Başkan Kurt ve Hamamyolu projesi

Başkan Kazım Kurt, Kırım Tatarlarından...Kökenlerini yeri geldikçe hatırlatmayı seviyor. Çalışkan, idealist bir politikacı. Şu günlerde son yaptırdığı Hamamyolu projesini savunuyor: AKP’li yerel yöneticilerin haşin saldırısına karşı...

Birkaç eski Türk hamamının bulunması nedeniyle Hamamyolu diye bilinen çok geniş bir caddenin bir bölümü üzerine yeni bir yol yapılmış: İniş-çıkışları, zarif bir köprüsü, köprü üzerinde bir küçük sergi alanı olan...

Ara yerde havuzlar, fıskiyeler, gezi ve istirahat alanları. Ve oralara yayılmış sayısız Eskişehirli ya da -bizim gibi –turist!

Tüm yeni bölüm ahşap kökenli, ama tam olarak tahta olmayan bir tür ‘kompozit ahşap’la kaplanmış. Yangına da dayanıklı. Böylece beton uygarlığından hiç olmazsa yol boyu sıyrılma imkanı doğmuş...

Ama iktidarın has adamları hemen harekete geçmiş. Sloganları şöyle: 

“Odunpazarı’nı geri alacağız Reis!”.

Vallahi zor alırlar!.. Bu semt ve bu kent öyle iyi yönetiliyor ki, bu akla bile gelmez. Bir yandan kültür ve turizm var. Semtte sadece anlattığım belediye müzelerini geçen yıl 520 bin kisi gezmiş...Ve ülkeden/dışardan sırf bunun için gelenler var. Tüm müzeler, parklar, rekreasyon ve spor alanları burayı ülke ve bir ölçüde dünya çapında bir turizm merkezi yapmış. Bunun getirdiği canlılıkla birlikte...

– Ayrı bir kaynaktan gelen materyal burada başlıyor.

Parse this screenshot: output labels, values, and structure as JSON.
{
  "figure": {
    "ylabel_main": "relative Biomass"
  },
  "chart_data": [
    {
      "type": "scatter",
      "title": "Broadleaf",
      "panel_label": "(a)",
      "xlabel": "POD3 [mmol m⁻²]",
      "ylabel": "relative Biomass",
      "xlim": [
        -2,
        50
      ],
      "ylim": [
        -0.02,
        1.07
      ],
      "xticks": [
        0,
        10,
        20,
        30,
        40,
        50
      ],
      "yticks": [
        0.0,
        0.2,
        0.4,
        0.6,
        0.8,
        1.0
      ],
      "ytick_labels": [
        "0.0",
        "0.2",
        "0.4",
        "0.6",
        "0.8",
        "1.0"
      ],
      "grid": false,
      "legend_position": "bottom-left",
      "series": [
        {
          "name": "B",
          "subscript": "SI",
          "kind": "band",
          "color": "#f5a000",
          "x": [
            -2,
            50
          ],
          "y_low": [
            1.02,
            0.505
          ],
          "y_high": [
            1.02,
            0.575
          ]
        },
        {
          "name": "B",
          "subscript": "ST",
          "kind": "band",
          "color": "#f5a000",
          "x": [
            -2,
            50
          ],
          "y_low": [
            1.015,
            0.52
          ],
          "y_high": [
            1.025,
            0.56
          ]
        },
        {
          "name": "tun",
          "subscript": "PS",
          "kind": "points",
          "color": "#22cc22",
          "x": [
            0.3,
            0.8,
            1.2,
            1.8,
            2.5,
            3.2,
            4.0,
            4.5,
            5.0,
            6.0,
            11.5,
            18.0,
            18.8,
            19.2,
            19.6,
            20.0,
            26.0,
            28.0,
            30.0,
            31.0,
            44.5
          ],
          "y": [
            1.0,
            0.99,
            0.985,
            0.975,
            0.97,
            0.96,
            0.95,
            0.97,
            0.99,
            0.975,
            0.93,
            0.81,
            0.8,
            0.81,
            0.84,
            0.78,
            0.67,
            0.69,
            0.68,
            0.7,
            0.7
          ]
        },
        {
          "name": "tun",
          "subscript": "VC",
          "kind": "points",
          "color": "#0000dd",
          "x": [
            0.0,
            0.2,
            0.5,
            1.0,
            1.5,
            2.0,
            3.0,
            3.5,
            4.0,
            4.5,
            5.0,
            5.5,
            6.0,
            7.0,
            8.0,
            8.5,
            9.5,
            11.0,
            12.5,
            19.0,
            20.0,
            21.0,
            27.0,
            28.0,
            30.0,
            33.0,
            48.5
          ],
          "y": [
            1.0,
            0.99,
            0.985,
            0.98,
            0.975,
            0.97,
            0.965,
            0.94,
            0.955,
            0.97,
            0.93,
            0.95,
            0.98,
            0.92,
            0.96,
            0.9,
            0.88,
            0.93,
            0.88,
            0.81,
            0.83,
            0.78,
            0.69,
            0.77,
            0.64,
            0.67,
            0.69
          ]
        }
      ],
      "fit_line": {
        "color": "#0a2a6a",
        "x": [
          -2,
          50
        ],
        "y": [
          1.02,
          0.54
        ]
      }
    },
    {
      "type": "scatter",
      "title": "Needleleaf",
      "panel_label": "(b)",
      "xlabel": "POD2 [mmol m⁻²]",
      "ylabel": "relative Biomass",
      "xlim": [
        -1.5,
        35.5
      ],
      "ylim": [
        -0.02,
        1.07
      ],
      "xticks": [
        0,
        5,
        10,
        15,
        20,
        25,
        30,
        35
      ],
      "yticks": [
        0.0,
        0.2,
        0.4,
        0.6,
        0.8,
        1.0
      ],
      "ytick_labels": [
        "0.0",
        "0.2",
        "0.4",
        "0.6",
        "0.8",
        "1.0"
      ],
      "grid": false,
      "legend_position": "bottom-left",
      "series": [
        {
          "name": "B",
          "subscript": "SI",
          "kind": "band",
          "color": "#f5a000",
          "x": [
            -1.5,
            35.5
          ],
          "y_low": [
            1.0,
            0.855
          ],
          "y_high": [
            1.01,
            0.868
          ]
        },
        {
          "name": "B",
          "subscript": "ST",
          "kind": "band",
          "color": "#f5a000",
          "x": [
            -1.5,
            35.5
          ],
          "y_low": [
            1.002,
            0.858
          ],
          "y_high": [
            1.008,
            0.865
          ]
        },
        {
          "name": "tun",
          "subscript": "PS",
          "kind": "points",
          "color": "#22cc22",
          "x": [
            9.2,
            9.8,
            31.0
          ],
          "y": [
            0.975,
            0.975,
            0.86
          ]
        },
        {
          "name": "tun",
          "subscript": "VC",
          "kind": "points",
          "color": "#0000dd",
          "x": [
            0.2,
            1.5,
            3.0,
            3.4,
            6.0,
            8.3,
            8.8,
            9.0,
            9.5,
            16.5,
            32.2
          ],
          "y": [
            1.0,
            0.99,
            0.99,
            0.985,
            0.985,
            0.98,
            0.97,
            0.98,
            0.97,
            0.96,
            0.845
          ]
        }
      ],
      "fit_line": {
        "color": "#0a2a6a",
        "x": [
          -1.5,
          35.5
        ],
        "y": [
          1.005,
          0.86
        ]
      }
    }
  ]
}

Ekonomi sanat ve eğitimle buluşunca

Öte yandan, kentin ekonomisi de iyiye gidiyor. Biz oradayken Milliyet’te Güngör Uras, Eskişehir’de Sanayi ve Eğitim Mucizesi başlıklı yazısında (25 Şubat) kentin sanayileşme tarihini özetliyor. Ve şöyle diyor: “Bugün Eskişehir üniversite ve sanayi şehri. Koç’un, Eczacıbaşı’nın, Şişe Cam’ın, Caner Grubu’nun, Pınar’ın önemli tesisleri var. Yerli yatırımcılardan Sarar, Kanatlı, Kılıçoğlu grupları yatırımlarını büyüttü. Zeytinoğlu’nun döküm tesisi ise ihracata çalışıyor”.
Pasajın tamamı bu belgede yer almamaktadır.